When you're compositing 3D images into a film or video plate, it will rarely match up. Your job as a compositor is to dial in the color values, match the blacks, fleshtones, and so forth, until what was added and what is original blend together. Adding grain onto your final 3D is a necessary step to make the shot feel as if it was shot in one take.
Grain varies from film stock to film stock, and since it is a result of the film process, certain stocks are better at filming certain things. Kodak has a special stock for bluescreen and greenscreen, which cuts the amount of grain in those channels, so you can pull an easier key. Usually you can set up a grain node that contains the right information as your original plate, and it will match the rest of the plates from that film reel. Sometimes it doesn't or it's slightly off, and that involves adjusting it to match.

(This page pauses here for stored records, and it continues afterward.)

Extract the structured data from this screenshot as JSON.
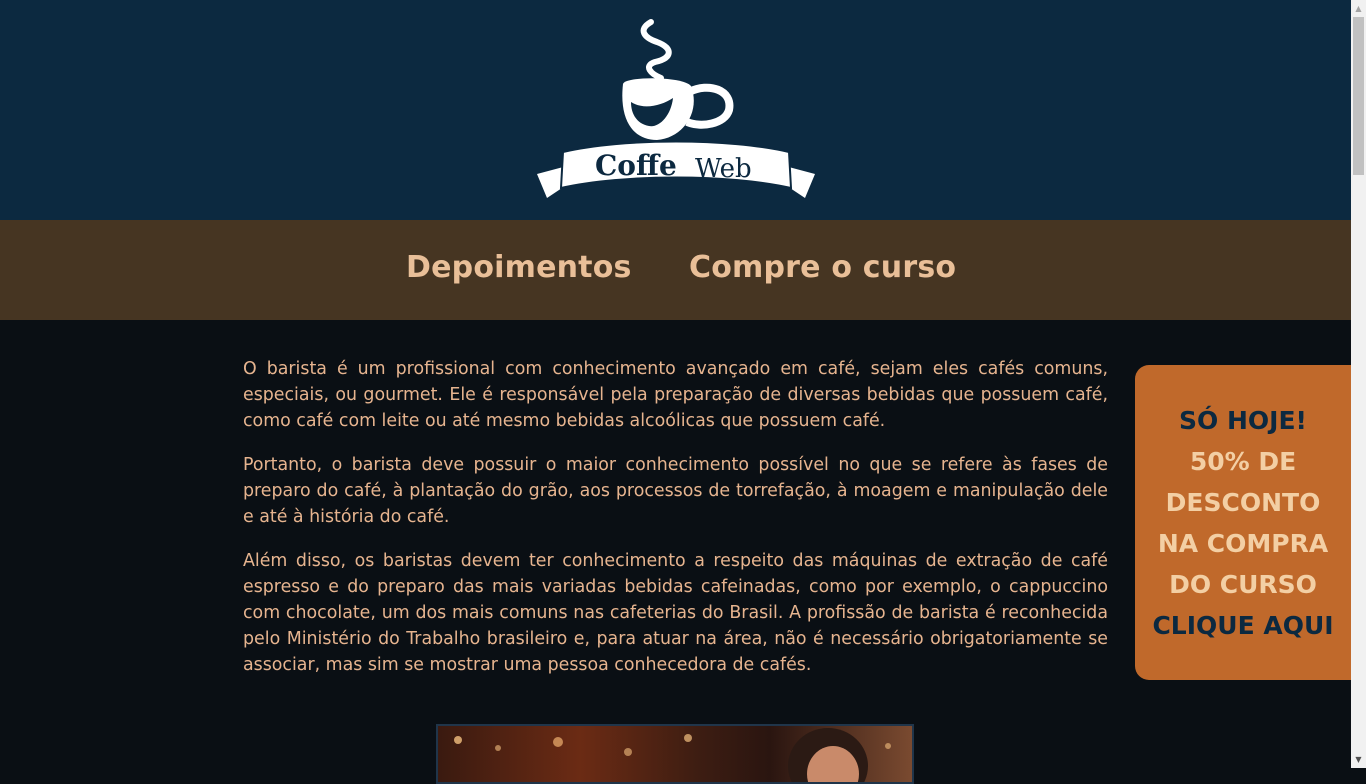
{
  "header": {
    "logo": {
      "word1": "Coffe",
      "word2": "Web",
      "icon": "coffee-cup-icon"
    }
  },
  "nav": {
    "links": [
      {
        "label": "Depoimentos"
      },
      {
        "label": "Compre o curso"
      }
    ]
  },
  "content": {
    "paragraphs": [
      "O barista é um profissional com conhecimento avançado em café, sejam eles cafés comuns, especiais, ou gourmet. Ele é responsável pela preparação de diversas bebidas que possuem café, como café com leite ou até mesmo bebidas alcoólicas que possuem café.",
      "Portanto, o barista deve possuir o maior conhecimento possível no que se refere às fases de preparo do café, à plantação do grão, aos processos de torrefação, à moagem e manipulação dele e até à história do café.",
      "Além disso, os baristas devem ter conhecimento a respeito das máquinas de extração de café espresso e do preparo das mais variadas bebidas cafeinadas, como por exemplo, o cappuccino com chocolate, um dos mais comuns nas cafeterias do Brasil. A profissão de barista é reconhecida pelo Ministério do Trabalho brasileiro e, para atuar na área, não é necessário obrigatoriamente se associar, mas sim se mostrar uma pessoa conhecedora de cafés."
    ]
  },
  "promo": {
    "line1": "SÓ HOJE!",
    "line2": "50% DE",
    "line3": "DESCONTO",
    "line4": "NA COMPRA",
    "line5": "DO CURSO",
    "line6": "CLIQUE AQUI"
  },
  "colors": {
    "header_bg": "#0c2940",
    "nav_bg": "#463522",
    "body_bg": "#0a0f14",
    "text": "#e6b48f",
    "promo_bg": "#c0692b"
  }
}
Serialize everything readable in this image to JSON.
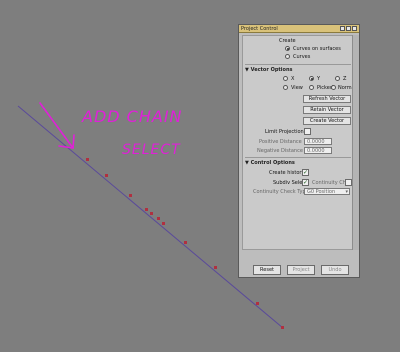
{
  "annotation": {
    "line1": "ADD CHAIN",
    "line2": "SELECT"
  },
  "panel": {
    "title": "Project Control",
    "create": {
      "label": "Create",
      "options": [
        "Curves on surfaces",
        "Curves"
      ],
      "selected": "Curves on surfaces"
    },
    "vector_options": {
      "label": "Vector Options",
      "axes": [
        "X",
        "Y",
        "Z"
      ],
      "modes": [
        "View",
        "Picked",
        "Normal"
      ],
      "selected": "Y",
      "refresh_button": "Refresh Vector",
      "retain_button": "Retain Vector",
      "create_button": "Create Vector",
      "limit_projection": "Limit Projection",
      "positive_distance_label": "Positive Distance",
      "positive_distance_value": "0.0000",
      "negative_distance_label": "Negative Distance",
      "negative_distance_value": "0.0000"
    },
    "control_options": {
      "label": "Control Options",
      "create_history": "Create history",
      "create_history_checked": true,
      "subdiv_select": "Subdiv Select",
      "subdiv_select_checked": true,
      "continuity_check": "Continuity Check",
      "continuity_check_checked": false,
      "continuity_check_type_label": "Continuity Check Type",
      "continuity_check_type_value": "G0 Position"
    },
    "buttons": {
      "reset": "Reset",
      "project": "Project",
      "undo": "Undo"
    }
  },
  "colors": {
    "annotation": "#e020d8",
    "curve": "#5a4a9a",
    "points": "#b03040"
  }
}
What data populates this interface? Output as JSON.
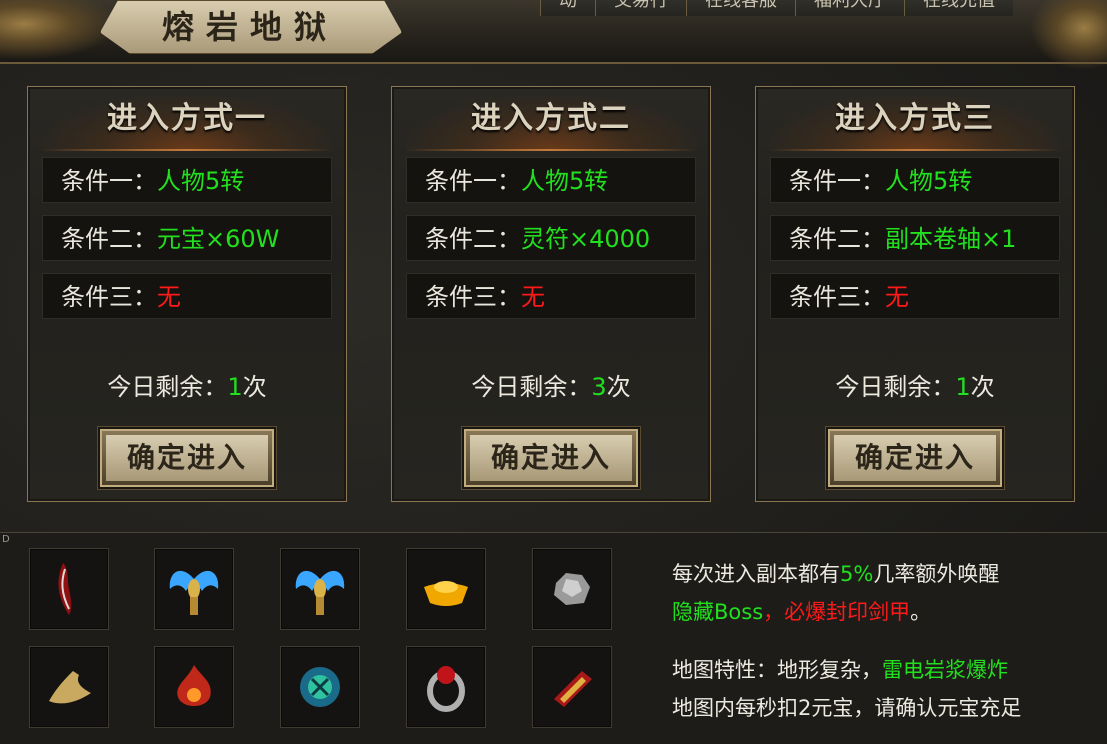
{
  "header": {
    "title": "熔岩地狱",
    "tabs": [
      "动",
      "交易行",
      "在线客服",
      "福利大厅",
      "在线充值"
    ]
  },
  "panels": [
    {
      "title": "进入方式一",
      "conditions": [
        {
          "label": "条件一：",
          "value": "人物5转",
          "color": "green"
        },
        {
          "label": "条件二：",
          "value": "元宝×60W",
          "color": "green"
        },
        {
          "label": "条件三：",
          "value": "无",
          "color": "red"
        }
      ],
      "remain_label": "今日剩余：",
      "remain_count": "1",
      "remain_unit": "次",
      "button": "确定进入"
    },
    {
      "title": "进入方式二",
      "conditions": [
        {
          "label": "条件一：",
          "value": "人物5转",
          "color": "green"
        },
        {
          "label": "条件二：",
          "value": "灵符×4000",
          "color": "green"
        },
        {
          "label": "条件三：",
          "value": "无",
          "color": "red"
        }
      ],
      "remain_label": "今日剩余：",
      "remain_count": "3",
      "remain_unit": "次",
      "button": "确定进入"
    },
    {
      "title": "进入方式三",
      "conditions": [
        {
          "label": "条件一：",
          "value": "人物5转",
          "color": "green"
        },
        {
          "label": "条件二：",
          "value": "副本卷轴×1",
          "color": "green"
        },
        {
          "label": "条件三：",
          "value": "无",
          "color": "red"
        }
      ],
      "remain_label": "今日剩余：",
      "remain_count": "1",
      "remain_unit": "次",
      "button": "确定进入"
    }
  ],
  "corner_mark": "D",
  "rewards": [
    {
      "icon": "blood-blade-icon"
    },
    {
      "icon": "ice-wing-armor-icon"
    },
    {
      "icon": "ice-wing-armor-icon"
    },
    {
      "icon": "gold-ingot-icon"
    },
    {
      "icon": "silver-ore-icon"
    },
    {
      "icon": "gold-horn-icon"
    },
    {
      "icon": "fire-orb-icon"
    },
    {
      "icon": "jade-orb-icon"
    },
    {
      "icon": "ruby-ring-icon"
    },
    {
      "icon": "flame-bracer-icon"
    }
  ],
  "info": {
    "line1_a": "每次进入副本都有",
    "line1_b": "5%",
    "line1_c": "几率额外唤醒",
    "line2_a": "隐藏Boss",
    "line2_b": "，必爆封印剑甲",
    "line2_c": "。",
    "line3_a": "地图特性：地形复杂，",
    "line3_b": "雷电岩浆爆炸",
    "line4": "地图内每秒扣2元宝，请确认元宝充足"
  },
  "colors": {
    "green": "#22e01e",
    "red": "#ff1a1a",
    "gold": "#8a7650"
  }
}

RGB Red channel Green channel Blue channel
grain_rgb.jpg grain_r.jpg grain_g.jpg grain_b.jpg

The amount of grain in a film plate also changes depending on the luminosity of the scene.. Bright lights, clothing, etcetera, will have less apparent grain that the darker areas of the frame. Most grain packages can compensate for this. When matching grain, the easiest way is to zoom in fairly close and look at the individual channels. Match the grain for each channel, and then look at all the color channels together. Does the grain look correct? Do you need to add a little bit more in the blue channel? There are different types of grain; chunky, soft, patterned, biased to the red, green, or blue channels, and so forth. If you have the capability, shoot some frames of gray near the end of the roll, and when it's developed, you should have some nice grain on gray that you can use as reference or even, as an application over your CG!

Once grained, render and play out your shot.. If the grain is still not matching, you may have to increase it. Sometimes watching it in motion will give a sense that it hasn't been grained enough. Don't push it though, and make sure the rest of your CG is integrated correctly in the first place!

Applying noise to your CG renders in video uses the same methodology. Analyze the grain in each channel, match, render, and play back. Fine tune.

It's your job to do this. So spend some time and do it right!